Dempsey said the launch of Power was informed by the trends he noticed in the micro-lending space, and experience garnered from his stint in the micro-finance sector.
“During my time at the micro-finance institutions I noticed that close to 65% of workers that banked with us would spend all of their money in the first five days of the month. And then they go on to access expensive microcredit [from loan apps], which left them struggling from a financial health perspective,” said Dempsey, Power co-founder and CEO.
“This is what informed the launch of Power. We focus on helping workers access affordable and appropriate financial services,” he said.
Power is now scaling in Kenya, and making an entry in Zambia, backed by $3 million seed funding it has secured in a round led by DOB Equity with participation from Bolt by QED Investors, Quona Capital, Zephyr Acorn, and Norrsken Accelerator.
The startup issues partner employees access to short and long-term loans, investment opportunities, and insurance products. Unlike other micro lenders who rely on credit reference bureaus to make lending decisions, it only lends to employees and contractors (gig workers) of companies they have on-boarded on their platform, lowering the risk of defaults, and ensuring that borrowers access funds that they can pay back.
The startup has so far on-boarded 75 companies in Kenya, giving it access to over 40,000 workers, out of which it’s been able to serve 15%.
“We integrate to their payment or payroll system allowing their workforce to download the Power app. We then conduct digital identity checks, and open up our four key services to them,” said Dempsey, who co-founded Power with Chandra Singh in 2020.
“Once we connect into a company, we already know how much the individuals are earning, how long they’ve worked there. We know whether they’re full-time, part-time contractors, or gig workers. We connect into the credit bureau real time to pull information on other facilities they might have in the market. And we use all that information to then provide a unique amount, interest rate and loan tenure for workers,” he said.
Power gives employees the ability to access a percent of their earnings in advance, and long-term loans on its balance sheet, based on their earnings, for 2-3% interest a month. Its platform also allows HR to access, approve or reject employee loan requests.
Individuals are also able to purchase various insurance products, and make repayments over an extended period, which attracts the same interest, giving them access to packages by partner companies that require lump-sum payments.
Besides, those signing up for the investment service are introduced to money-market and pension funds, to which a pre-determined amount from their salaries is invested.
“Basically, it is a deduction at source meaning that everything that we offer to the workers gets deducted from their earnings before it hits their current account,” he said.

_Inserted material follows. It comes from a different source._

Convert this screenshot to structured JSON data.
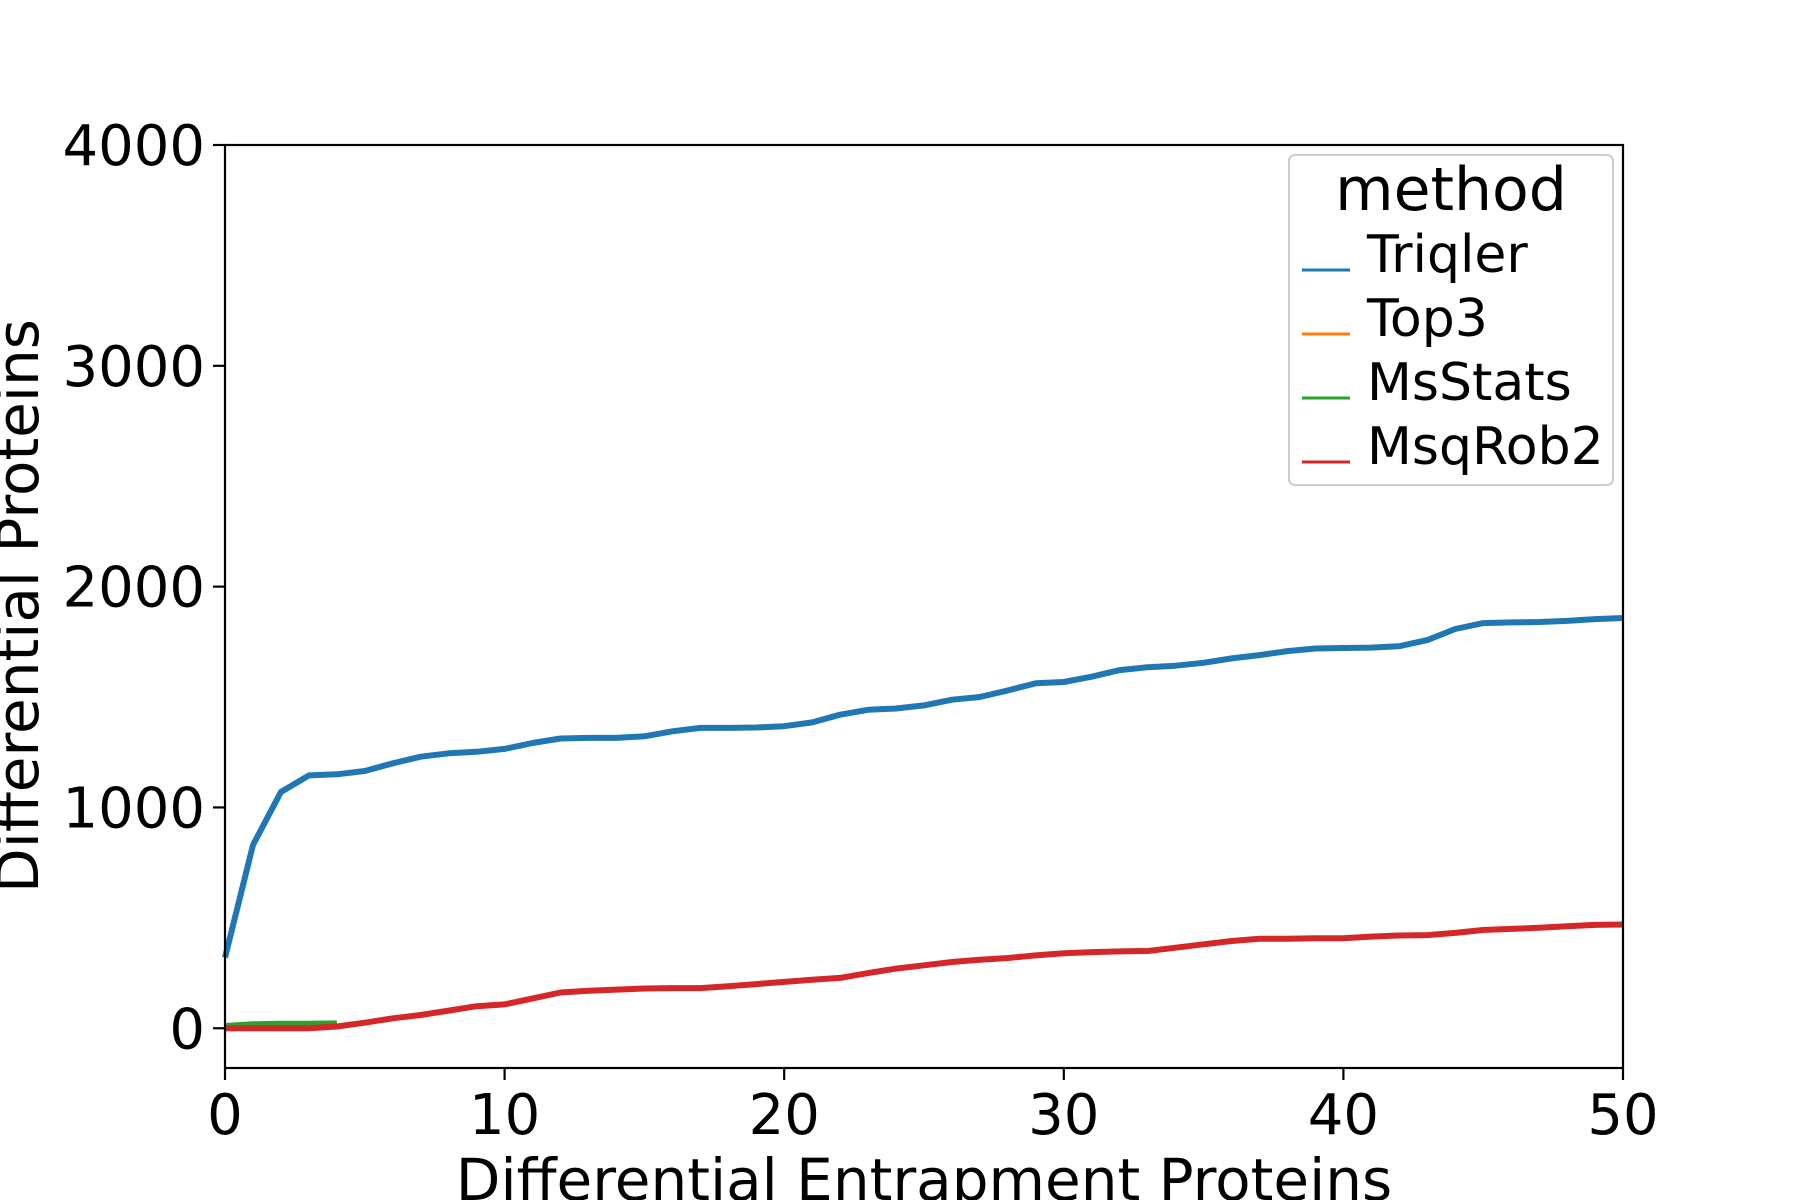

The company has so far disbursed over $1.5 million in loans since launch. It plans to reach 250 companies in Kenya.
Power has also expanded to Zambia, where it plans to be a technology partner instead of an active lender, and has signed a deal with a southern African bank to kick-start its latest strategy.
“In southern Africa, we have a bank partnership in Zambia, Malawi, Mozambique, Botswana, and Zimbabwe. We’re starting in Zambia. And what we are trying to look for in our partners is a typical bank that is banking a lot of companies, corporates or SMEs but not really banking a lot of retail consumers but have strategic intent to expand their offering and grow their loan book and deposit-based savings,” he said.
He says they plan to continue partnering with banks leveraging the technology to allow them offer a new range of services to workers, and completely disrupt the market. Power is also eyeing expansion to at least 10 markets in Africa over the next three years.